Periodic Reporting for period 1 - OptimCS (Optimising big data from citizen science projects for biodiversity research)
Période du rapport: 2020-11-01 au 2022-10-31
Objective 1: Develop algorithms to optimise sampling by citizen scientists in time and space.
Objective 2: Experimentally determine the willingness of citizen scientists to sample more strategically.
I developed a framework aimed at sampling biodiversity using eBird citizen science, demonstrated in the state of Florida. This framework uses landcover variables, including tree cover, water cover, and habitat heterogeneity, along with observed species richness and the number of checklists. It then puts these into a structural equation model. Our SEM showed a strong influence of land-cover in predicting species richness, with urban cover the strongest supported, followed by habitat heterogeneity, tree cover, and water cover. The number of checklists at a site was also predicted by the percentage of urban cover and habitat heterogeneity, suggesting that these two land-cover attributes influence where people submit eBird checklists. The number of checklists was also higher in grids with higher species richness. I found that a relatively small number of samples are needed to meet 95% sampling completeness when diversity estimation is focused on dominant species: 43, 64, 96, 123, 172, and 176 for 5 × 5, 10 × 10, 15 × 15, 20 × 20, 25 × 25, and 30 × 30-km2 grain sizes, respectively.
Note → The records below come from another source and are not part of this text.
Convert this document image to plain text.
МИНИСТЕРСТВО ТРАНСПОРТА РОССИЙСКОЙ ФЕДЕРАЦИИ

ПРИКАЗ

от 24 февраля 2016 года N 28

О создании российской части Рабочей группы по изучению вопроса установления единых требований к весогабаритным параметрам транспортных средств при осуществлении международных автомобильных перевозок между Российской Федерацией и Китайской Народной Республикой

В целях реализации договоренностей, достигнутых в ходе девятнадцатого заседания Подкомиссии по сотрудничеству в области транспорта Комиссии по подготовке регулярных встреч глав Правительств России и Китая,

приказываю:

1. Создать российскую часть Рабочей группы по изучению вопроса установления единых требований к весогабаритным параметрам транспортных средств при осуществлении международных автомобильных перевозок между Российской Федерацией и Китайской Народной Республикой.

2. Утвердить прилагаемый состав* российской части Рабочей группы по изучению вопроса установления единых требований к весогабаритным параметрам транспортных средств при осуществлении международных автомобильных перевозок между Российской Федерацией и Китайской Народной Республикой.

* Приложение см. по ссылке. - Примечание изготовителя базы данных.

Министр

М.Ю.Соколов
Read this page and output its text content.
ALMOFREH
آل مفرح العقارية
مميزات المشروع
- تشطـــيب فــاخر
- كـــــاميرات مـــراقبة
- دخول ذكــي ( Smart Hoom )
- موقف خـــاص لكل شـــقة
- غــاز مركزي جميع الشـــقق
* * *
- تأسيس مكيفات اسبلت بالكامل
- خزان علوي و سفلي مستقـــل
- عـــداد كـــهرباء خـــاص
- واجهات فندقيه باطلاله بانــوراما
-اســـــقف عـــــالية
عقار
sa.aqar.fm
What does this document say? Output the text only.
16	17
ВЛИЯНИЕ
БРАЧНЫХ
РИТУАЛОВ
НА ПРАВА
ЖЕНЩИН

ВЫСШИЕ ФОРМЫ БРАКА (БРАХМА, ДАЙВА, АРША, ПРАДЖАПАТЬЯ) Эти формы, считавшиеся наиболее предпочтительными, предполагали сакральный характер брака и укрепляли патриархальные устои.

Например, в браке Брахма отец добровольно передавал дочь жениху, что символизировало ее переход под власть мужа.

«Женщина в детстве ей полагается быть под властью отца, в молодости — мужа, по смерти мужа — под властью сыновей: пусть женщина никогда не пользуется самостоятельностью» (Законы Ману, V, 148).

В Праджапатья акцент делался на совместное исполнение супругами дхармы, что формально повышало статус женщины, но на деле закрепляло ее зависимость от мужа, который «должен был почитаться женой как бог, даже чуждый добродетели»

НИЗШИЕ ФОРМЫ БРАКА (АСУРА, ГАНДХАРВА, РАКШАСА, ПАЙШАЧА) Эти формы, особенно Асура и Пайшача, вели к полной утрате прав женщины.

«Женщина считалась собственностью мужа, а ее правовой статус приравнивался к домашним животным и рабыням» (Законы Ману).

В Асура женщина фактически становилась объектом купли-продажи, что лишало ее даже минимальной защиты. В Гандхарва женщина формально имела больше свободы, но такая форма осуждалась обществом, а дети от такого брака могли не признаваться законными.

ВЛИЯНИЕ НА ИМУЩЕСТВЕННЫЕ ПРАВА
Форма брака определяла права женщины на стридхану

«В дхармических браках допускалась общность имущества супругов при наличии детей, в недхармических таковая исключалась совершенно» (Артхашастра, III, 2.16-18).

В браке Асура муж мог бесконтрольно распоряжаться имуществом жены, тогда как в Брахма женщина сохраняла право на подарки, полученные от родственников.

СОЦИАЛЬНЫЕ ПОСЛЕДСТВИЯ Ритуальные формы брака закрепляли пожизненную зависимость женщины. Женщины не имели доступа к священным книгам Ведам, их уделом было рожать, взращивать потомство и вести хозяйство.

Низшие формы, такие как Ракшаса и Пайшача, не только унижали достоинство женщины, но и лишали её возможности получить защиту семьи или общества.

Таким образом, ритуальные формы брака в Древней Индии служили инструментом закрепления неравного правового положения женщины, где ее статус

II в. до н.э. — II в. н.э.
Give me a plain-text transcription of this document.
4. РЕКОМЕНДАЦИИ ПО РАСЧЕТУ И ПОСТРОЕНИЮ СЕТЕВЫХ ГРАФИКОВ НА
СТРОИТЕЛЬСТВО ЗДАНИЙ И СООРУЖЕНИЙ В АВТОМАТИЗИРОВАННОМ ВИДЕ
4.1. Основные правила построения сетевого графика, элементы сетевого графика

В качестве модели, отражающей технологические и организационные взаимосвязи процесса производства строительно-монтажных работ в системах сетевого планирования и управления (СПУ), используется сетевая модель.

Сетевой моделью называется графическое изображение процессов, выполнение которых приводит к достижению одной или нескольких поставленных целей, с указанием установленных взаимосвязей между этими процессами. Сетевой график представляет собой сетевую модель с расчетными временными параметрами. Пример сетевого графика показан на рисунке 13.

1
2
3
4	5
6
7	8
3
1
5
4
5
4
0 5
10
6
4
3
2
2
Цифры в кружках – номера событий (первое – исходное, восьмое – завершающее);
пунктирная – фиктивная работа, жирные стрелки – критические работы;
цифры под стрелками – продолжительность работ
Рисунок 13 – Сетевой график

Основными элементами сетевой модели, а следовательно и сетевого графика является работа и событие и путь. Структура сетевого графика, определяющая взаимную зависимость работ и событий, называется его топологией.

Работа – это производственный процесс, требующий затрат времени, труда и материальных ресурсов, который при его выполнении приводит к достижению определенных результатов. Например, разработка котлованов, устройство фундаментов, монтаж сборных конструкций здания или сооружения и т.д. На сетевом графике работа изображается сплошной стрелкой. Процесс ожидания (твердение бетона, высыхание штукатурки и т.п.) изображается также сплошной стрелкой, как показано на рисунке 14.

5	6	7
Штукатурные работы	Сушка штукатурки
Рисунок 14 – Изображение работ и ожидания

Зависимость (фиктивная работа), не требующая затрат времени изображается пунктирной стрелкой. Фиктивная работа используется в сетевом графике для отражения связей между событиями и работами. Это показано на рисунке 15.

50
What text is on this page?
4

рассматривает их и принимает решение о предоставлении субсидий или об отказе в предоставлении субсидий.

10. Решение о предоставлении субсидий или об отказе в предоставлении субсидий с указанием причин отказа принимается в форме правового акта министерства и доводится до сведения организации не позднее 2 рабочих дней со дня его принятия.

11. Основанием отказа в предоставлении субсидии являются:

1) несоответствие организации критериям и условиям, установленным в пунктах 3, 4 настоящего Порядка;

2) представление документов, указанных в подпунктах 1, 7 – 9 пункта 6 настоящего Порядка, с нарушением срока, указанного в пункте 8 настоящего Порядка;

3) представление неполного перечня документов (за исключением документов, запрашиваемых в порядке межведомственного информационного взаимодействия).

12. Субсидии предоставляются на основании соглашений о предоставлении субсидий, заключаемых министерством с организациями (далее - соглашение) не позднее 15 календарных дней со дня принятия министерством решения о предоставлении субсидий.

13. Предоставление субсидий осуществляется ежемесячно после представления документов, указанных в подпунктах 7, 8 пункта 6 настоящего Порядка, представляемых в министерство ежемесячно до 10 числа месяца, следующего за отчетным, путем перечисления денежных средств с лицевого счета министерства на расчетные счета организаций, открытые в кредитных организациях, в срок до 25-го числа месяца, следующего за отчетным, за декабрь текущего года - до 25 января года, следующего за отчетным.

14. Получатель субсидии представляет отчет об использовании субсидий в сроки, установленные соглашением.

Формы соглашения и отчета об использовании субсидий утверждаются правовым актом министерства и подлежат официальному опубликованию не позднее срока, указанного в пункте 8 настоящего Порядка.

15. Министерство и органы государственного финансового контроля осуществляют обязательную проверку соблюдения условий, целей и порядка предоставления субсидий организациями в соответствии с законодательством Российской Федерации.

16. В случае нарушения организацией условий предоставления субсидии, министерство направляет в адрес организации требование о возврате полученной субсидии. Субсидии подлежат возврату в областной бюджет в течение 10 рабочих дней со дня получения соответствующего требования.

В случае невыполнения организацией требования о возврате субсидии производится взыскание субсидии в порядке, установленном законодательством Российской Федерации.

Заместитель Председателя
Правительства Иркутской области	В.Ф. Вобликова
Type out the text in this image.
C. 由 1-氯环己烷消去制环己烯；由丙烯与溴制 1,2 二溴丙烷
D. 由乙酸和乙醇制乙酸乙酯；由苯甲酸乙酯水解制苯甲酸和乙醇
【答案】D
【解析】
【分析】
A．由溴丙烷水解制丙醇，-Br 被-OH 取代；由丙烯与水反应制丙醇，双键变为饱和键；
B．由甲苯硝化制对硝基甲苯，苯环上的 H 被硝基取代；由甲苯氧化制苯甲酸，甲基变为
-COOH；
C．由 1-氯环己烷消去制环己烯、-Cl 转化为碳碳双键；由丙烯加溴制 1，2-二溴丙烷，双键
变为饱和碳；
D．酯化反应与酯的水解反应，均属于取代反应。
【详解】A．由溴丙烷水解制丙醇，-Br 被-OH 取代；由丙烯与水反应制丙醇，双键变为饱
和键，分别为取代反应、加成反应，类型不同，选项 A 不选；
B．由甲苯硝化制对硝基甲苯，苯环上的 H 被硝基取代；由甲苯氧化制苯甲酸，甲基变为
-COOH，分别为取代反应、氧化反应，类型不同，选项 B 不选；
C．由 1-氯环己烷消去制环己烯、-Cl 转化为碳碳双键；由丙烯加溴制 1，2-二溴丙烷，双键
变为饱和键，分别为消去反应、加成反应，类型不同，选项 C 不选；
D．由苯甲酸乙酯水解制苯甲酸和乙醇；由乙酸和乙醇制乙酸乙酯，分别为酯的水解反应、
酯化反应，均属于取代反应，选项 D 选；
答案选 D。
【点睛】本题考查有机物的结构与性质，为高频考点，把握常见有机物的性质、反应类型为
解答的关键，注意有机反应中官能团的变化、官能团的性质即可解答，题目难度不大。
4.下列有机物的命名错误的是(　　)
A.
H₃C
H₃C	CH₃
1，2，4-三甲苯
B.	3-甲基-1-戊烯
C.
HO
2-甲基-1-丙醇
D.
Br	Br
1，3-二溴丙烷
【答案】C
Additionally, I quantified the differences in bias between unstructured and structured citizen science data. I found strong evidence that large-bodied birds were over-represented in the unstructured citizen science dataset; moderate evidence that common species were over-represented in the unstructured dataset; strong evidence that species in large groups were over-represented; and no evidence that colorful species were over-represented in unstructured citizen science data. These results suggest that biases exist in unstructured citizen science data when compared with semi-structured data, likely as a result of the detectability of a species and the inherent recording process. Importantly, in programs like iNaturalist the detectability process is two-fold—first, an individual organism needs to be detected, and second, it needs to be photographed, which is likely easier for many large-bodied species. Results indicate that caution is warranted when using unstructured citizen science data in ecological modelling, and highlight body size as a fundamental trait that can be used as a covariate for modelling opportunistic species occurrence records, representing the detectability or identifiability in unstructured citizen science datasets.
Objective 2: Experimentally determine the willingness of citizen scientists to sample more strategically.
Using a novel experimental design I found that indeed individuals were willing to sample more strategically and that biodiversity sampling can be improved through the use of behavioral nudges. I developed a framework to estimate ‘priority’ of a given citizen science sample based on species richness and then used a controlled study where participants were asked to contribute according to where the ‘highest priority’ grid cells were. Relative to the available area in a study region, the low priority cells in the control study regions accounted for 36% (Lake Macquarie) and 61% (Wingecarribee) of sampling, whereas for our study regions presented with a dynamic map low priority cells accounted for only 12% (Wollongong) and 23% (Central Coast) of sampling, and for study regions presented with a dynamic map and a leaderboard, low priority cells accounted for only 15% (Blue Mountains) and 22% (Hornsby) of sampling. Further, the high priority cells in the control study regions accounted for 32% (Lake Macquarie) and 15% (Wingecarribee) of sampling, whereas for our study regions presented with a dynamic map, high priority cells accounted for 58% (Wollongong) and 8% (Central Coast) of sampling, and for the study regions presented with a dynamic map and a leaderboard, high priority cells accounted for 73% (Hornsby) and 67% (Blue Mountains) of sampling.